Beste leerling, Dit document bevat het examenverslag van het vak Economie vwo, tweede tijdvak (2014). In dit examenverslag proberen we zo goed mogelijk antwoord te geven op de volgende vraag: In hoeverre was het examen te maken met behulp van de op de cursus behandelde kennis & vaardigheden? Om een zo duidelijk mogelijk verslag te maken, hebben we de examenvragen onderverdeeld in 4 categorieën. I. Algemene (niet vakgerelateerde) kennis & vaardigheden II. Alleen-kennis/aanpak-uit-de-cursus-vraag III. Een-stapje-extra-vraag. IV. Niet voorgekomen in de cursus De eerste categorie doet een beroep op algemene basisvaardigheden, welke we bekend veronderstellen.

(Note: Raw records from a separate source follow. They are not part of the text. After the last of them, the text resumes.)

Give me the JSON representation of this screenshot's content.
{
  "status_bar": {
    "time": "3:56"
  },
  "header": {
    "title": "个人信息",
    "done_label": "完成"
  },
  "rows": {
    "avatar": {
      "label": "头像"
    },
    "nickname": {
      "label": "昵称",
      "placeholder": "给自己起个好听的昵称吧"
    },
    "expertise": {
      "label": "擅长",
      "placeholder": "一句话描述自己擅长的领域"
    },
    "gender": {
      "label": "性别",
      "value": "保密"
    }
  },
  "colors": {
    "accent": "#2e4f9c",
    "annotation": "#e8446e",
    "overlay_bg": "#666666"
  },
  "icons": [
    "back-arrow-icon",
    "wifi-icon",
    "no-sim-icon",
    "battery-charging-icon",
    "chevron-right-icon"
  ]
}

Categorie II en III zijn vragen die op te lossen zijn met de kennis en vaardigheden die je op de cursus geleerd hebt. De laatste categorie vragen is op de cursus niet aan bod gekomen. In bijlage 1, achteraan dit document, vind je een nadere toelichting op deze categorieën. Het is belangrijk om te beseffen dat deze categorieën niets zeggen over de moeilijkheidsgraad van een vraag. Een vraag die rechtstreeks op te lossen valt met kennis en vaardigheden uit de cursus (categorie II) kan best een pittigere opgave zijn dan een vraag die niet is voorgekomen tijdens de cursus (categorie IV).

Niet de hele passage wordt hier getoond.